At Tuesday’s Harvard Club session, Parker said his work was inspired, in part, by his own experience. His daughter, now 9, was born with a slight heart murmur, and he’s drawn inspiration from their visits to the New England Aquarium, where he’s marveled at how a jellyfish pulses its body and a stingray flaps its wings.
“The jellyfish is a muscular pump just like the heart,” he said, and the stingray’s muscles function much like those on the heart’s surface.
During the last decade, Parker has worked to create muscular cell networks that can mimic the way a heart beats. Using cells from rats and jellyfish, he’s created cell structures that pulse and pump, and valves that might one day be integrated into a damaged heart or other organs, where they’ll act as scaffolds. Eventually, patients’ cells will regenerate around the implanted valves.

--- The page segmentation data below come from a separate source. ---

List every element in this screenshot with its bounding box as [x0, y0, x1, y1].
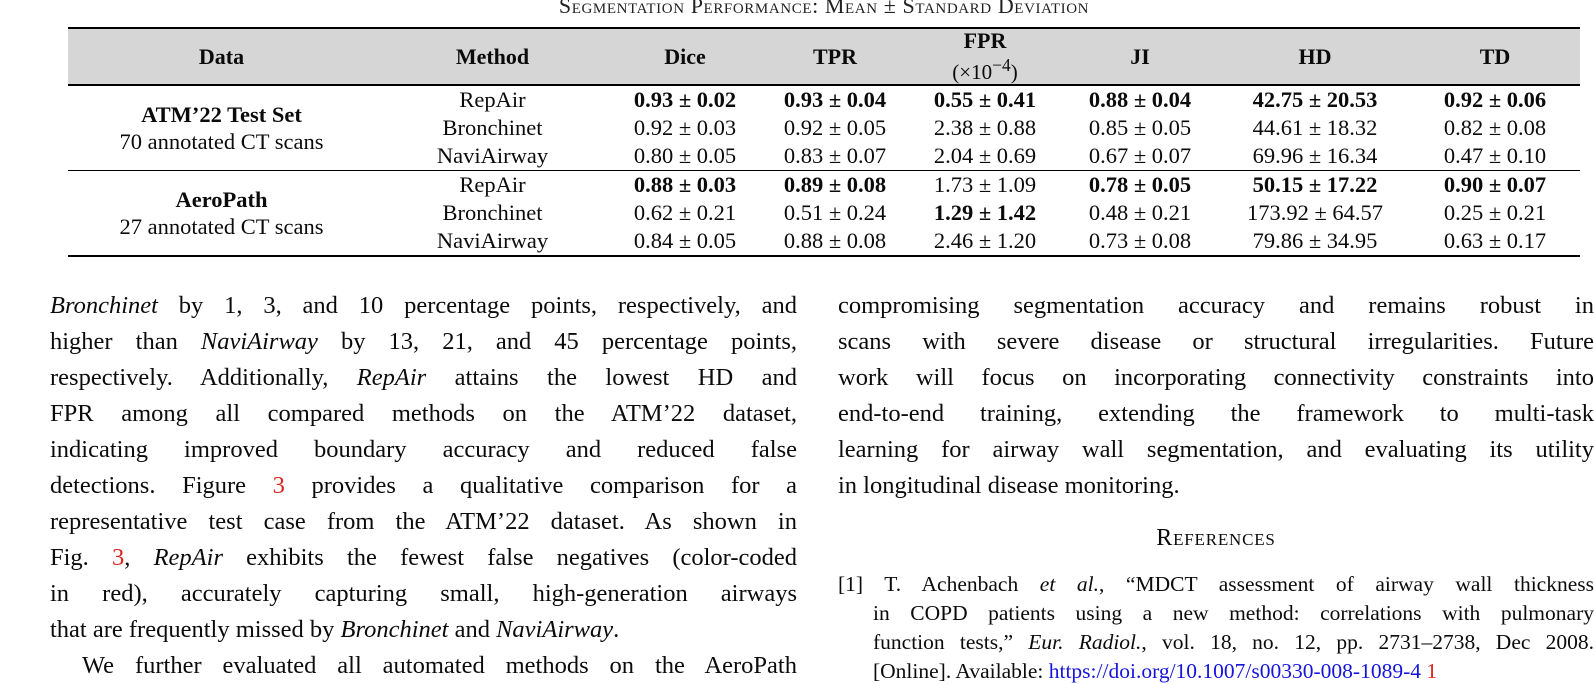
doi-link[interactable]: https://doi.org/10.1007/s00330-008-1089-4: [1048, 659, 1422, 683]
column-header-fpr: FPR $(\times 10^{-4})$: [910, 28, 1060, 85]
text-segment: detections. Figure: [50, 472, 273, 499]
value-cell: 0.85 ± 0.05: [1088, 115, 1192, 140]
value-cell: 0.88 ± 0.04: [1088, 87, 1192, 112]
right-column-paragraph: [838, 288, 1594, 504]
text-segment: NaviAirway: [200, 328, 318, 355]
text-line: [50, 288, 797, 324]
right-text-column: [838, 288, 1594, 684]
column-header-method: Method: [375, 28, 610, 85]
text-line: [838, 628, 1594, 657]
text-line: [838, 599, 1594, 628]
text-line: [50, 540, 797, 576]
value-cell: 0.93 ± 0.02: [633, 87, 737, 112]
text-line: [838, 432, 1594, 468]
text-segment: in red), accurately capturing small, high-generation airways: [50, 580, 797, 607]
text-segment: RepAir: [356, 364, 427, 391]
text-segment: work will focus on incorporating connectivity constraints into: [838, 364, 1594, 391]
value-cell: 0.63 ± 0.17: [1443, 228, 1547, 253]
backref-link[interactable]: 1: [1426, 659, 1438, 683]
left-text-column: [50, 288, 797, 684]
text-line: [838, 288, 1594, 324]
text-segment: by 13, 21, and 45 percentage points,: [317, 328, 797, 355]
method-cell: RepAir: [459, 172, 526, 197]
value-cell: 0.88 ± 0.08: [783, 228, 887, 253]
text-segment: learning for airway wall segmentation, and evaluating its utility: [838, 436, 1594, 463]
value-cell: 79.86 ± 34.95: [1252, 228, 1378, 253]
text-segment: compromising segmentation accuracy and remains robust in: [838, 292, 1594, 319]
references-heading: References: [1156, 525, 1276, 551]
text-segment: by 1, 3, and 10 percentage points, respectively, and: [157, 292, 797, 319]
text-segment: provides a qualitative comparison for a: [284, 472, 798, 499]
dataset-subtitle: 27 annotated CT scans: [119, 214, 324, 239]
text-segment: in longitudinal disease monitoring.: [838, 472, 1180, 499]
text-line: [838, 570, 1594, 599]
column-header-tpr: TPR: [760, 28, 910, 85]
text-segment: and: [448, 616, 497, 643]
value-cell: 42.75 ± 20.53: [1252, 87, 1378, 112]
table-header-row: [68, 28, 1580, 85]
text-segment: representative test case from the ATM’22 dataset. As shown in: [50, 508, 797, 535]
text-line: [838, 360, 1594, 396]
figure-ref-link[interactable]: 3: [112, 544, 125, 571]
text-segment: Eur. Radiol.: [1028, 630, 1142, 654]
table-group-1: [68, 85, 1580, 171]
value-cell: 0.47 ± 0.10: [1443, 143, 1547, 168]
performance-table: [68, 27, 1580, 257]
text-segment: higher than: [50, 328, 201, 355]
dataset-name: AeroPath: [175, 187, 268, 212]
text-segment: We further evaluated all automated methods on the AeroPath: [82, 652, 797, 679]
text-segment: in COPD patients using a new method: correlations with pulmonary: [873, 601, 1594, 625]
text-segment: attains the lowest HD and: [426, 364, 797, 391]
text-line: [50, 504, 797, 540]
text-line: [50, 396, 797, 432]
text-segment: , vol. 18, no. 12, pp. 2731–2738, Dec 2008.: [1141, 630, 1594, 654]
value-cell: 0.82 ± 0.08: [1443, 115, 1547, 140]
text-segment: NaviAirway: [496, 616, 614, 643]
dataset-cell: [68, 171, 375, 257]
value-cell: 0.92 ± 0.06: [1443, 87, 1547, 112]
method-cell: Bronchinet: [442, 200, 543, 225]
text-segment: .: [613, 616, 620, 643]
value-cell: 0.88 ± 0.03: [633, 172, 737, 197]
text-segment: exhibits the fewest false negatives (color-coded: [222, 544, 798, 571]
value-cell: 0.92 ± 0.03: [633, 115, 737, 140]
text-segment: ,: [124, 544, 154, 571]
method-cell: RepAir: [459, 87, 526, 112]
text-line: [50, 468, 797, 504]
value-cell: 0.62 ± 0.21: [633, 200, 737, 225]
column-header-ji: JI: [1060, 28, 1220, 85]
text-segment: end-to-end training, extending the framework to multi-task: [838, 400, 1594, 427]
value-cell: 2.46 ± 1.20: [933, 228, 1037, 253]
table-title: Segmentation Performance: Mean ± Standard Deviation: [558, 0, 1090, 18]
column-header-dice: Dice: [610, 28, 760, 85]
text-segment: function tests,”: [873, 630, 1029, 654]
text-segment: Fig.: [50, 544, 112, 571]
table-row: [68, 85, 1580, 114]
text-line: [838, 657, 1594, 684]
value-cell: 1.73 ± 1.09: [933, 172, 1037, 197]
text-segment: that are frequently missed by: [50, 616, 341, 643]
value-cell: 2.38 ± 0.88: [933, 115, 1037, 140]
value-cell: 0.51 ± 0.24: [783, 200, 887, 225]
text-line: [838, 396, 1594, 432]
text-segment: , “MDCT assessment of airway wall thickness: [1098, 572, 1594, 596]
value-cell: 50.15 ± 17.22: [1252, 172, 1378, 197]
text-line: [50, 432, 797, 468]
column-header-data: Data: [68, 28, 375, 85]
column-header-td: TD: [1410, 28, 1580, 85]
value-cell: 0.25 ± 0.21: [1443, 200, 1547, 225]
text-segment: [1] T. Achenbach: [838, 572, 1040, 596]
text-segment: et al.: [1039, 572, 1099, 596]
value-cell: 173.92 ± 64.57: [1246, 200, 1384, 225]
value-cell: 1.29 ± 1.42: [933, 200, 1037, 225]
value-cell: 0.80 ± 0.05: [633, 143, 737, 168]
text-line: [50, 612, 797, 648]
text-segment: Bronchinet: [50, 292, 158, 319]
method-cell: Bronchinet: [442, 115, 543, 140]
value-cell: 0.67 ± 0.07: [1088, 143, 1192, 168]
text-line: [50, 576, 797, 612]
dataset-cell: [68, 85, 375, 171]
text-segment: Bronchinet: [340, 616, 449, 643]
references-list: [838, 570, 1594, 684]
text-line: [838, 468, 1594, 504]
value-cell: 0.92 ± 0.05: [783, 115, 887, 140]
figure-ref-link[interactable]: 3: [272, 472, 285, 499]
dataset-name: ATM’22 Test Set: [141, 102, 302, 127]
method-cell: NaviAirway: [436, 228, 549, 253]
text-line: [50, 324, 797, 360]
table-row: [68, 171, 1580, 200]
text-segment: respectively. Additionally,: [50, 364, 357, 391]
table-group-2: [68, 171, 1580, 257]
value-cell: 0.73 ± 0.08: [1088, 228, 1192, 253]
value-cell: 44.61 ± 18.32: [1252, 115, 1378, 140]
value-cell: 0.93 ± 0.04: [783, 87, 887, 112]
text-segment: RepAir: [153, 544, 223, 571]
value-cell: 0.55 ± 0.41: [933, 87, 1037, 112]
text-segment: indicating improved boundary accuracy and reduced false: [50, 436, 797, 463]
value-cell: 0.78 ± 0.05: [1088, 172, 1192, 197]
column-header-hd: HD: [1220, 28, 1410, 85]
value-cell: 69.96 ± 16.34: [1252, 143, 1378, 168]
value-cell: 0.48 ± 0.21: [1088, 200, 1192, 225]
value-cell: 0.84 ± 0.05: [633, 228, 737, 253]
text-segment: [Online]. Available:: [873, 659, 1049, 683]
value-cell: 0.89 ± 0.08: [783, 172, 887, 197]
text-line: [50, 648, 797, 684]
value-cell: 0.83 ± 0.07: [783, 143, 887, 168]
method-cell: NaviAirway: [436, 143, 549, 168]
value-cell: 2.04 ± 0.69: [933, 143, 1037, 168]
text-segment: scans with severe disease or structural irregularities. Future: [838, 328, 1594, 355]
dataset-subtitle: 70 annotated CT scans: [119, 129, 324, 154]
text-line: [50, 360, 797, 396]
value-cell: 0.90 ± 0.07: [1443, 172, 1547, 197]
text-line: [838, 324, 1594, 360]
text-segment: FPR among all compared methods on the ATM’22 dataset,: [50, 400, 797, 427]
fpr-unit-label: $(\times 10^{-4})$: [952, 55, 1018, 84]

Biology as architecture was a common theme during the session. Ott compared himself to a carpenter, and Kolesky jokingly referred to his research lab staff as a team of “really good plumbers,” with a key difference — he and his team are building the “pipes” and other vessels inside the human body using 3-D printing technology. The goal, he said, is to build vascular networks that might be used in the kidney, lung, liver, or other organs.
Ott’s “carpentry” has involved creating a scaffolding of sorts. His lab strips cells from pig organs until only the collagen structure of an organ remains. He then repopulates these empty organs with human stem cells, which regenerate around the scaffold.
The lab has used this technique to develop hearts, lungs, and kidneys. Ott published a paper Tuesday in the journal Nature Communications outlining his efforts to generate a small bowel, which could have implications for patients suffering from Crohn’s disease or other gastrointestinal disorders.
The idea is essentially “personalized organ engineering,” Ott said, but he noted that while he has successfully implanted organs created in the lab into rats, it might be a long time before they are available for humans.
“If I live to see these organs make it into patients, that would be fantastic,” he said.
Church, who has played a major role in expanding knowledge of the human genome, said he already is looking toward ways organs grown in a lab can be used. Using human organs in transplants, he said, relies on beating high odds.
“The potential sources of organs are living and dead human beings,” he said. “This is not adequate, in that it requires nearly perfect matches of highly diverse genetics.” Church spoke of how, using CRISPR gene-editing technology that he helped develop, it is now possible to engineer the genetic makeup of cells so that they better match an organ recipient.
“If you make really tiny versions of human tissues, you can make millions of tests in the labs,” Church said. One day, this gene-editing technology might also be used to create “augmented” organs that are more disease resistant, helping patients better fight off infections after they’ve received an implant.
“This is not just about fixing what’s broken, but this is an opportunity for making organs that are far better,” he said.